“The Walking Dead” has returned from its midseason break in an inordinately pensive mood, as if the characters are experiencing an existential crisis beyond the actual threats to their existence. Think of it as Woody Allen’s “Interiors,” if the key players periodically had to jam knives into the heads of slavering zombies.
This is not, by itself, a bad thing, but it speaks to a larger issue about the show over the past couple seasons, which has lurched around in unexpected ways – from focusing on just one or two characters to engaging in lengthy flashbacks to pausing to essentially catch its breath before plowing ahead with major action sequences.
The midseason return and Feb. 15 episode (and needless to say, SPOILER ALERT if you haven’t watched) have both been preoccupied, to an extent, by having the will to go on. Last week, the show poignantly dwelt on saying goodbye to Tyreese (Chad Coleman), who was bitten by a zombie and eventually ushered to the other side by hallucinated visitations from those who have died before him.
In the most recent hour, written by Heather Bellson and directed by Julius Ramsay, the surviving characters sullenly march onward, while absorbing the losses of loved ones and wondering, basically, whether the battle for survival is worth it. Rick (Andrew Lincoln), the show’s narrative (and only occasionally these days, moral) center, even engaged in a rather long soliloquy about the point of it all, making explicit what has always been implied by the title: That it’s those struggling to maintain a semblance of their humanity, not the zombies, who are really the “walking dead.”
“We tell ourselves that we are the walking dead,” Rick intoned, by way of explaining means of coping with their situation.
In some respects, “The Walking Dead” has consistently confounded expectations, creating a series where character-driven soap opera and old-fashioned horror/splatter can walk hand in hand. The latter, alas, is perhaps one reason why the series has labored to earn the sort of awards attention that would justify all those billboards and ads that AMC has placed on its behalf.
The series has also shed major characters in a manner that embraces the notion this organic world is bigger than its component parts, although not all the stragglers, obviously, are created equal.
Yet even by the program’s standards, these episodes have been particularly somber and philosophical, contemplating grief, death and loss in a more inward-looking way than Rick’s sort-of breakdown in response to the death of his wife Lori. It’s one thing to drill down into the characters, and another to risk turning an episode of a show that features zombies into an Ibsen play.
In the latest Entertainment Weekly (which like most publications, including this one, can’t cover the series enough), showrunner Scott M. Gimple promised that the story “will shift quite a bit. We are going to see a show that in its look and circumstances is very, very different from what we’ve seen.”

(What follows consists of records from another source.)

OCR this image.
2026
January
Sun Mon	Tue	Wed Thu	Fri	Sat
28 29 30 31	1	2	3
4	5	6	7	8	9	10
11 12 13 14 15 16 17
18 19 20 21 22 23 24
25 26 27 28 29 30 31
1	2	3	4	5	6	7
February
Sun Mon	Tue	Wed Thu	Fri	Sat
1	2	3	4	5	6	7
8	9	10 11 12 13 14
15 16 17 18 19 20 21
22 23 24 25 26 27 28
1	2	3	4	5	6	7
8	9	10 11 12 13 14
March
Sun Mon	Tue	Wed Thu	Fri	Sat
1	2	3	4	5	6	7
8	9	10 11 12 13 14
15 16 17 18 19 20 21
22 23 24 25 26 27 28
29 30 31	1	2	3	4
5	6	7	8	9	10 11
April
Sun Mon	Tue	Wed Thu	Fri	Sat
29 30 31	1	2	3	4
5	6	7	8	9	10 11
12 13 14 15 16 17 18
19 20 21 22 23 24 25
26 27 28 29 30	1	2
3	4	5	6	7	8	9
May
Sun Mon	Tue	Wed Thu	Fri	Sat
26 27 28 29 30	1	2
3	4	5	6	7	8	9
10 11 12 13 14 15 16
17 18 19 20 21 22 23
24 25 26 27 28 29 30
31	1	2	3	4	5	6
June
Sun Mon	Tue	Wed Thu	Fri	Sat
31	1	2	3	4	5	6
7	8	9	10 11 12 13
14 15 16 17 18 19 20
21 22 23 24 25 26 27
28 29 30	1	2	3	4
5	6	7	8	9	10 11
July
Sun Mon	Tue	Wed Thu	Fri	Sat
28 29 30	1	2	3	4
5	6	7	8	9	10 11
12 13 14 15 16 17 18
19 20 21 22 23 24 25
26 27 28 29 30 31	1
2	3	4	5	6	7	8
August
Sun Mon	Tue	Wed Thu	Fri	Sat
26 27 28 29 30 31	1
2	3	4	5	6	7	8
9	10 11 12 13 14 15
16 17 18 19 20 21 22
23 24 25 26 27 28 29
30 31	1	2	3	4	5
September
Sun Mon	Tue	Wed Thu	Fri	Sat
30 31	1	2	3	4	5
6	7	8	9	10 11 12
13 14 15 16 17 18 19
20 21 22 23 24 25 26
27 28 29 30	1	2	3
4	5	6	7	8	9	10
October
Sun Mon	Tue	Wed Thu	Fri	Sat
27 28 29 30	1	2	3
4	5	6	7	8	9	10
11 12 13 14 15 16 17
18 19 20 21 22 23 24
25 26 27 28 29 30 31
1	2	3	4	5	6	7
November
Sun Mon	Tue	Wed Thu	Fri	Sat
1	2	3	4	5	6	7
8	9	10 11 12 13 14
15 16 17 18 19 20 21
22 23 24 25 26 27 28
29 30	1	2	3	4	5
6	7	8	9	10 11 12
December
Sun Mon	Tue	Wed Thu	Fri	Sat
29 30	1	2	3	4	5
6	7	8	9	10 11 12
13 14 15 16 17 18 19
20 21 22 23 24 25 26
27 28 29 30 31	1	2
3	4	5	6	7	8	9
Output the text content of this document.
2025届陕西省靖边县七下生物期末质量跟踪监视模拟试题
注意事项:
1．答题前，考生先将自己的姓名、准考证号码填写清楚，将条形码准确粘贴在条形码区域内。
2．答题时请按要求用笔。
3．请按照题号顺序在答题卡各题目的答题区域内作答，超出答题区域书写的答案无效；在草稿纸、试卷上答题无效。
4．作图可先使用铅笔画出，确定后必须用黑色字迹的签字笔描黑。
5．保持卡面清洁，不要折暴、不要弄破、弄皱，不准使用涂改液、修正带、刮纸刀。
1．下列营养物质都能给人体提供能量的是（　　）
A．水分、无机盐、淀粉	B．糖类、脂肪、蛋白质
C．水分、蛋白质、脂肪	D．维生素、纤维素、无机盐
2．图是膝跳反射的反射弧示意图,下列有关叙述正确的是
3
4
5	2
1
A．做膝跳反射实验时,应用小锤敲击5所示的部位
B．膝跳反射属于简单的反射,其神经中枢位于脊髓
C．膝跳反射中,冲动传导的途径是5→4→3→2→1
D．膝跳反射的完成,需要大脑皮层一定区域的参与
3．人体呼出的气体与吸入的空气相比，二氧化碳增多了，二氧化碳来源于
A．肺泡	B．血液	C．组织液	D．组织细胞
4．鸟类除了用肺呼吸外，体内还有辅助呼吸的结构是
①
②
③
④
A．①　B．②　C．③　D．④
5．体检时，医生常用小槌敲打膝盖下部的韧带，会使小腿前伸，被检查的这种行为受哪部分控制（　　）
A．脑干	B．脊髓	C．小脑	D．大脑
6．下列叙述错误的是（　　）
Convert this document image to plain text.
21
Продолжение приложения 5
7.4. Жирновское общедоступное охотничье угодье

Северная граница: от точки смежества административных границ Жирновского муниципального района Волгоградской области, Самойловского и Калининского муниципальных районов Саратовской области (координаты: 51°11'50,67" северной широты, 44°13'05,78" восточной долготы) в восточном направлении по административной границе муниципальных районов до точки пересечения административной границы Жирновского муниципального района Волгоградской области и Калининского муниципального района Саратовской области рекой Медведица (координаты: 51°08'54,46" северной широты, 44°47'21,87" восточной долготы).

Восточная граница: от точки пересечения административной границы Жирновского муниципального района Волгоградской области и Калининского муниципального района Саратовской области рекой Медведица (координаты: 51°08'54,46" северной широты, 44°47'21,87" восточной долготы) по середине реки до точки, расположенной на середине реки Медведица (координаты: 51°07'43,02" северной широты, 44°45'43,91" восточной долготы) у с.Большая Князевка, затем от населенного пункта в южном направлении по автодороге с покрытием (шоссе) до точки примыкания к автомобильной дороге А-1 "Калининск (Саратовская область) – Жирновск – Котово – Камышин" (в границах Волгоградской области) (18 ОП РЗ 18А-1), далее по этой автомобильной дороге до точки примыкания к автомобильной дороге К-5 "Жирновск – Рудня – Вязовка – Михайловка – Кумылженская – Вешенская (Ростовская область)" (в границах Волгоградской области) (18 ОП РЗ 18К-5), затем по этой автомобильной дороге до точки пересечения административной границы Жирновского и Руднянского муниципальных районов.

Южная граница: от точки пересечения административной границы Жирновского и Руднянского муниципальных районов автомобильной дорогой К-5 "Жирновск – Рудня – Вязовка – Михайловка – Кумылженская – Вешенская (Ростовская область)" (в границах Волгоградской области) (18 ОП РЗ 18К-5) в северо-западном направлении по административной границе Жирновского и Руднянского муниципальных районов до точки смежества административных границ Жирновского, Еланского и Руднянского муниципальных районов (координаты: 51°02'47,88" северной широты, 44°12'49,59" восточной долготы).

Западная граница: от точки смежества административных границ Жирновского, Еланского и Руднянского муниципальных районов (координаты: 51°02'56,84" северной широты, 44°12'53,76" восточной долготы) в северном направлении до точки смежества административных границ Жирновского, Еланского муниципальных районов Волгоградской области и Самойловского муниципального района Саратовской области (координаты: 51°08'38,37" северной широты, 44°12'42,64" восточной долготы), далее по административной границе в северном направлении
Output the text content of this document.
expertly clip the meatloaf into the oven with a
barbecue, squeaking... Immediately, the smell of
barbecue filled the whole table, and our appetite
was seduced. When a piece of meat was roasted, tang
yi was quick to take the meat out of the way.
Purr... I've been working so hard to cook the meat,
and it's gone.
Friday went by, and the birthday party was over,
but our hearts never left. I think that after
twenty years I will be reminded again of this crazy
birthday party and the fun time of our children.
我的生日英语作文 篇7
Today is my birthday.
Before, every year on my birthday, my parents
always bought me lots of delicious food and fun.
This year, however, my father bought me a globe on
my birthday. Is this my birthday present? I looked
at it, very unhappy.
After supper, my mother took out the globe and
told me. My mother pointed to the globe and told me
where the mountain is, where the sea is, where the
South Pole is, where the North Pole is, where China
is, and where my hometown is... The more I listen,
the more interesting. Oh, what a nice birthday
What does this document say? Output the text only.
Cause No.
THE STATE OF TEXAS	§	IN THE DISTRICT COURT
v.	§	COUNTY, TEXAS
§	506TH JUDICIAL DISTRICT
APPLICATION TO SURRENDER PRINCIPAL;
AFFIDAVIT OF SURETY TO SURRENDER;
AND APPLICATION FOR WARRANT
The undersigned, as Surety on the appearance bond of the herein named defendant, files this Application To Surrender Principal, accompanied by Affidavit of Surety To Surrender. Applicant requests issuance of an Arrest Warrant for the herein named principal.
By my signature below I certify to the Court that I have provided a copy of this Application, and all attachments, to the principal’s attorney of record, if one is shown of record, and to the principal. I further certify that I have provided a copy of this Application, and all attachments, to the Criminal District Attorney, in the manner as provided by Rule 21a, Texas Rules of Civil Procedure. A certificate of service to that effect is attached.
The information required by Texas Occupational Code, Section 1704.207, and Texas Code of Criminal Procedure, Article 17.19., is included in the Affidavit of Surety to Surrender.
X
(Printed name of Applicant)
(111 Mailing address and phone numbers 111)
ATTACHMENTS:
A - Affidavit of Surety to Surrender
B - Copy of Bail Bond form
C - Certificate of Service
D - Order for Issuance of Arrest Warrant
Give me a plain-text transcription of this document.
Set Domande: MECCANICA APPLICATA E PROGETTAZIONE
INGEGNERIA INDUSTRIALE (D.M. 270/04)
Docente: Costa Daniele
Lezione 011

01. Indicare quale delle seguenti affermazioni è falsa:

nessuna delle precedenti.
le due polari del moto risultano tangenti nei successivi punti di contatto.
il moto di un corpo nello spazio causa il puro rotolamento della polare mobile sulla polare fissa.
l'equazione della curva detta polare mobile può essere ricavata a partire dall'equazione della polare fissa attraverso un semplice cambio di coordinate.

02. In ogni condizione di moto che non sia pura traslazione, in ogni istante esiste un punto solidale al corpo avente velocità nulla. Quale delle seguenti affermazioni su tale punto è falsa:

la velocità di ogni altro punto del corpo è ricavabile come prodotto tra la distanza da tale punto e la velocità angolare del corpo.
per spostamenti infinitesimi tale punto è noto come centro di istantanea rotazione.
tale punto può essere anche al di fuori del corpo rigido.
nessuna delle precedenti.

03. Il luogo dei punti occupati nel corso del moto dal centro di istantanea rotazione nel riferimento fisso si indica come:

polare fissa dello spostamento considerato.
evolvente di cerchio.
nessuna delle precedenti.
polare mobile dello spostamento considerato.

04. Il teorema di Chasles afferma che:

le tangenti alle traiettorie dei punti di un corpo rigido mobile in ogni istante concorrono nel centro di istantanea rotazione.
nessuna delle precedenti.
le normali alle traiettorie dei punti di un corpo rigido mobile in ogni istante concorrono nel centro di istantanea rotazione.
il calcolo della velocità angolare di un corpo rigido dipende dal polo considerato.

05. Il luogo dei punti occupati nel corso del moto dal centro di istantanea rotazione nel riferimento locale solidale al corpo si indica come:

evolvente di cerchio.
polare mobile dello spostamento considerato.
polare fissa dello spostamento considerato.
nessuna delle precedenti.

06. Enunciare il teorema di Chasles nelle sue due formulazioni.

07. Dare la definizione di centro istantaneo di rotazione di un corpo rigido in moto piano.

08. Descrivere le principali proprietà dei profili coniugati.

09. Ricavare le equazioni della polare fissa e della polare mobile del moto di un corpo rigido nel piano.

Frankly, only a franchise with these kind of stratospheric ratings and this much goodwill with its audience would have the audacity to test the parameters of fans’ patience and loyalty by shifting gears in the manner in which “The Walking Dead” has, and continues to do. (As always, the latest episode ended with a cryptic twist, in the form of a mysterious stranger, designed to whet one’s appetite for what comes next.)
Some “Dead”-heads might relish these variances in tone, while others — as the producers acknowledge — will gripe about the action screeching to a halt. About the only certainty if past performance offers any guide is that next week, they’ll be back for more.
“Some people can’t give up. Like us,” Carol (Melissa McBride), a survivor if there ever was one, said near the outset of the latest hour.
While the episode’s underlying message seemed to be that in spite of all the suffering, where there’s life, there’s hope, the more pragmatic takeaway is that as long as the ratings remain like this, the “Walking Dead” can take chances — and the “walking dead” to which Rick referred should resign themselves to trudging onward.